Like any dedicated gamer, I played Alien Isolation with headphones on, about a meter away from the screen. My feet were perched upon the rims two baskets filled with games, controllers and cables. Usually this elevated position is comfy and relaxing, however after a few hours of playing Alien Isolation I realized the pain in my feet. During the stress and tension on the previous hours my feet had gripped the baskets with such force I could have hung upside down, had it been a branch.
In Alien Isolation you play Amanda Ripley, Ellen Ripley’s daughter as see explores a space station in search of her lost mother. Of course, when on board the station, all is not well and a drone Alien prowls the corridors and ducts taking out the crew. The story is believable enough and the ships aesthetics are lovingly crafted to be in keeping with the original movie. The CRT green screen monitors, clunky tech and retro styling have all been created to immense detail.
The sound design is equally stunning from the ambient hum of the station to the shrieks of the Alien as it careers down a corridor to kill you… And it will kill you ALOT. The detail is in Alien is fantastic and your heart will thump every time you hear it padding down the corridors, or rummaging around the air ducts.
It takes a while before you actually meet the Alien which was fine as it built suspense and gave you a feel for the controls and layout as well as introducing you to the story and characters. When you finally meet the Alien you can enjoy many hours being hunted around the station. This is by far the best part of the game.
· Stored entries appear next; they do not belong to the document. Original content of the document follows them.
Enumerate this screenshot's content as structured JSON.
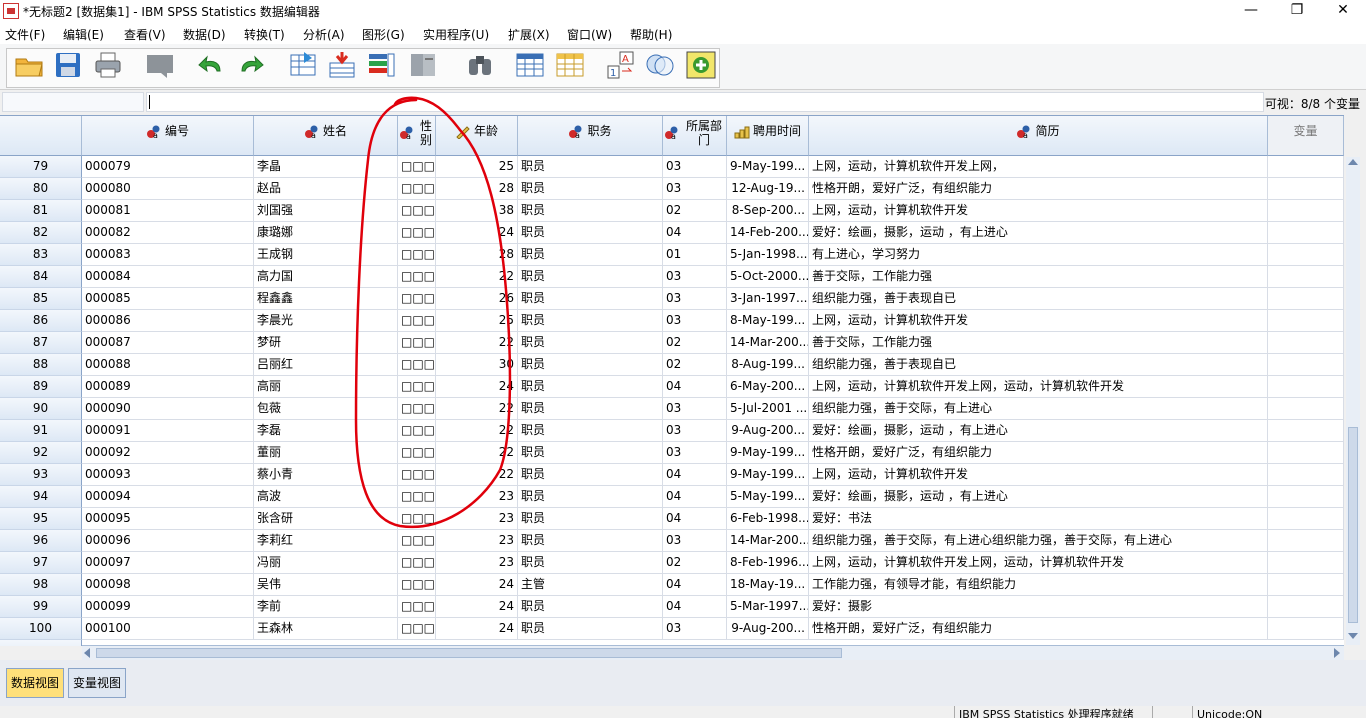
{
  "window": {
    "title": "*无标题2 [数据集1] - IBM SPSS Statistics 数据编辑器",
    "controls": [
      "—",
      "❐",
      "✕"
    ]
  },
  "menu": [
    "文件(F)",
    "编辑(E)",
    "查看(V)",
    "数据(D)",
    "转换(T)",
    "分析(A)",
    "图形(G)",
    "实用程序(U)",
    "扩展(X)",
    "窗口(W)",
    "帮助(H)"
  ],
  "toolbar": {
    "icons": [
      "open-folder-icon",
      "save-icon",
      "print-icon",
      "dialog-recall-icon",
      "undo-icon",
      "redo-icon",
      "go-to-case-icon",
      "go-to-variable-icon",
      "variables-icon",
      "run-descriptives-icon",
      "find-icon",
      "insert-cases-icon",
      "insert-variable-icon",
      "split-file-icon",
      "value-labels-icon",
      "use-variable-sets-icon",
      "spelling-icon"
    ]
  },
  "editbar": {
    "cell_ref": "",
    "cell_value": "",
    "visible_count": "可视：8/8 个变量"
  },
  "grid": {
    "columns": [
      {
        "label": "编号",
        "measure": "nominal"
      },
      {
        "label": "姓名",
        "measure": "nominal"
      },
      {
        "label": "性别",
        "measure": "nominal"
      },
      {
        "label": "年龄",
        "measure": "scale"
      },
      {
        "label": "职务",
        "measure": "nominal"
      },
      {
        "label": "所属部门",
        "measure": "nominal"
      },
      {
        "label": "聘用时间",
        "measure": "ordinal"
      },
      {
        "label": "简历",
        "measure": "nominal"
      },
      {
        "label": "变量",
        "measure": "empty"
      }
    ],
    "rows": [
      {
        "n": "79",
        "id": "000079",
        "name": "李晶",
        "sex": "□□□",
        "age": "25",
        "job": "职员",
        "dept": "03",
        "date": "9-May-199...",
        "resume": "上网，运动，计算机软件开发上网，"
      },
      {
        "n": "80",
        "id": "000080",
        "name": "赵品",
        "sex": "□□□",
        "age": "28",
        "job": "职员",
        "dept": "03",
        "date": "12-Aug-19...",
        "resume": "性格开朗，爱好广泛，有组织能力"
      },
      {
        "n": "81",
        "id": "000081",
        "name": "刘国强",
        "sex": "□□□",
        "age": "38",
        "job": "职员",
        "dept": "02",
        "date": "8-Sep-200...",
        "resume": "上网，运动，计算机软件开发"
      },
      {
        "n": "82",
        "id": "000082",
        "name": "康璐娜",
        "sex": "□□□",
        "age": "24",
        "job": "职员",
        "dept": "04",
        "date": "14-Feb-200...",
        "resume": "爱好：绘画，摄影，运动 ，有上进心"
      },
      {
        "n": "83",
        "id": "000083",
        "name": "王成钢",
        "sex": "□□□",
        "age": "28",
        "job": "职员",
        "dept": "01",
        "date": "5-Jan-1998...",
        "resume": "有上进心，学习努力"
      },
      {
        "n": "84",
        "id": "000084",
        "name": "高力国",
        "sex": "□□□",
        "age": "22",
        "job": "职员",
        "dept": "03",
        "date": "5-Oct-2000...",
        "resume": "善于交际，工作能力强"
      },
      {
        "n": "85",
        "id": "000085",
        "name": "程鑫鑫",
        "sex": "□□□",
        "age": "26",
        "job": "职员",
        "dept": "03",
        "date": "3-Jan-1997...",
        "resume": "组织能力强，善于表现自已"
      },
      {
        "n": "86",
        "id": "000086",
        "name": "李晨光",
        "sex": "□□□",
        "age": "25",
        "job": "职员",
        "dept": "03",
        "date": "8-May-199...",
        "resume": "上网，运动，计算机软件开发"
      },
      {
        "n": "87",
        "id": "000087",
        "name": "梦研",
        "sex": "□□□",
        "age": "22",
        "job": "职员",
        "dept": "02",
        "date": "14-Mar-200...",
        "resume": "善于交际，工作能力强"
      },
      {
        "n": "88",
        "id": "000088",
        "name": "吕丽红",
        "sex": "□□□",
        "age": "30",
        "job": "职员",
        "dept": "02",
        "date": "8-Aug-199...",
        "resume": "组织能力强，善于表现自已"
      },
      {
        "n": "89",
        "id": "000089",
        "name": "高丽",
        "sex": "□□□",
        "age": "24",
        "job": "职员",
        "dept": "04",
        "date": "6-May-200...",
        "resume": "上网，运动，计算机软件开发上网，运动，计算机软件开发"
      },
      {
        "n": "90",
        "id": "000090",
        "name": "包薇",
        "sex": "□□□",
        "age": "22",
        "job": "职员",
        "dept": "03",
        "date": "5-Jul-2001 ...",
        "resume": "组织能力强，善于交际，有上进心"
      },
      {
        "n": "91",
        "id": "000091",
        "name": "李磊",
        "sex": "□□□",
        "age": "22",
        "job": "职员",
        "dept": "03",
        "date": "9-Aug-200...",
        "resume": "爱好：绘画，摄影，运动 ，有上进心"
      },
      {
        "n": "92",
        "id": "000092",
        "name": "董丽",
        "sex": "□□□",
        "age": "22",
        "job": "职员",
        "dept": "03",
        "date": "9-May-199...",
        "resume": "性格开朗，爱好广泛，有组织能力"
      },
      {
        "n": "93",
        "id": "000093",
        "name": "蔡小青",
        "sex": "□□□",
        "age": "22",
        "job": "职员",
        "dept": "04",
        "date": "9-May-199...",
        "resume": "上网，运动，计算机软件开发"
      },
      {
        "n": "94",
        "id": "000094",
        "name": "高波",
        "sex": "□□□",
        "age": "23",
        "job": "职员",
        "dept": "04",
        "date": "5-May-199...",
        "resume": "爱好：绘画，摄影，运动 ，有上进心"
      },
      {
        "n": "95",
        "id": "000095",
        "name": "张含研",
        "sex": "□□□",
        "age": "23",
        "job": "职员",
        "dept": "04",
        "date": "6-Feb-1998...",
        "resume": "爱好：书法"
      },
      {
        "n": "96",
        "id": "000096",
        "name": "李莉红",
        "sex": "□□□",
        "age": "23",
        "job": "职员",
        "dept": "03",
        "date": "14-Mar-200...",
        "resume": "组织能力强，善于交际，有上进心组织能力强，善于交际，有上进心"
      },
      {
        "n": "97",
        "id": "000097",
        "name": "冯丽",
        "sex": "□□□",
        "age": "23",
        "job": "职员",
        "dept": "02",
        "date": "8-Feb-1996...",
        "resume": "上网，运动，计算机软件开发上网，运动，计算机软件开发"
      },
      {
        "n": "98",
        "id": "000098",
        "name": "吴伟",
        "sex": "□□□",
        "age": "24",
        "job": "主管",
        "dept": "04",
        "date": "18-May-19...",
        "resume": "工作能力强，有领导才能，有组织能力"
      },
      {
        "n": "99",
        "id": "000099",
        "name": "李前",
        "sex": "□□□",
        "age": "24",
        "job": "职员",
        "dept": "04",
        "date": "5-Mar-1997...",
        "resume": "爱好：摄影"
      },
      {
        "n": "100",
        "id": "000100",
        "name": "王森林",
        "sex": "□□□",
        "age": "24",
        "job": "职员",
        "dept": "03",
        "date": "9-Aug-200...",
        "resume": "性格开朗，爱好广泛，有组织能力"
      }
    ]
  },
  "tabs": {
    "data_view": "数据视图",
    "variable_view": "变量视图",
    "active": "data_view"
  },
  "status": {
    "processor": "IBM SPSS Statistics 处理程序就绪",
    "unicode": "Unicode:ON"
  },
  "colors": {
    "header_bg": "#dde8f5",
    "grid_line": "#d8dde6",
    "annotation": "#e0000b",
    "active_tab": "#ffe07a"
  }
}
Ultimately you are trying to locate the ‘black box’ of the Norstromo but after it is found it is merely a matter of survival. The Alien however, is not the only thing you have to worry about. Psychotic androids roam the halls and skittish survivors are ready to shoot first and ask questions later. Weapons are few and far between with the pistol being effectively useless and the flamethrower only serving to scare the Alien away for a short time. The motion detector and noisemakers are the best tools in your arsenal as they act as pre-warning and distractions as you high tail it to the nearest locker to hide in.
There are so many things right with this game it pains me to go over the negatives. The over-arching issue is the length. At nearly 19 hours the game is just too long and feels filled with fetch quests making you back track over the entire station. The game would have been perfect at 8 hours after condensing down the non-alien part of the game in the second half. The end is unsatisfying and all in all needed more Alien. This is a great game considering it’s from a studio famous for it’s strategy games and the graphics and sound are fantastic but it falls at the final hurdle. It’s hard to complain about a game being too long but you can only keep up your stress and tension levels for so long and after having the Alien kill you in places you have no control over does get annoying after a while.
Aside from the core story they are two additional DLC packs that do ship with the game depending on which version you buy. These addition missions allow you to play as Ellen Ripley in a couple of short missions from the film. At only about 15 minutes each they are a welcome distraction for when the main game starts to drag.
Overall, if you are a fan of the series then this is well worth a play. You can tell it is a labor of love and they have nailed the terror of being hunted by an Alien. I have never played a game where I spent 15 minutes in a cupboard and enjoyed it but after 12 hours it’s hard to stay interested, especially when the game tips unfairly. Alien Isolation is an experience worth enjoying and I hope it is not the end.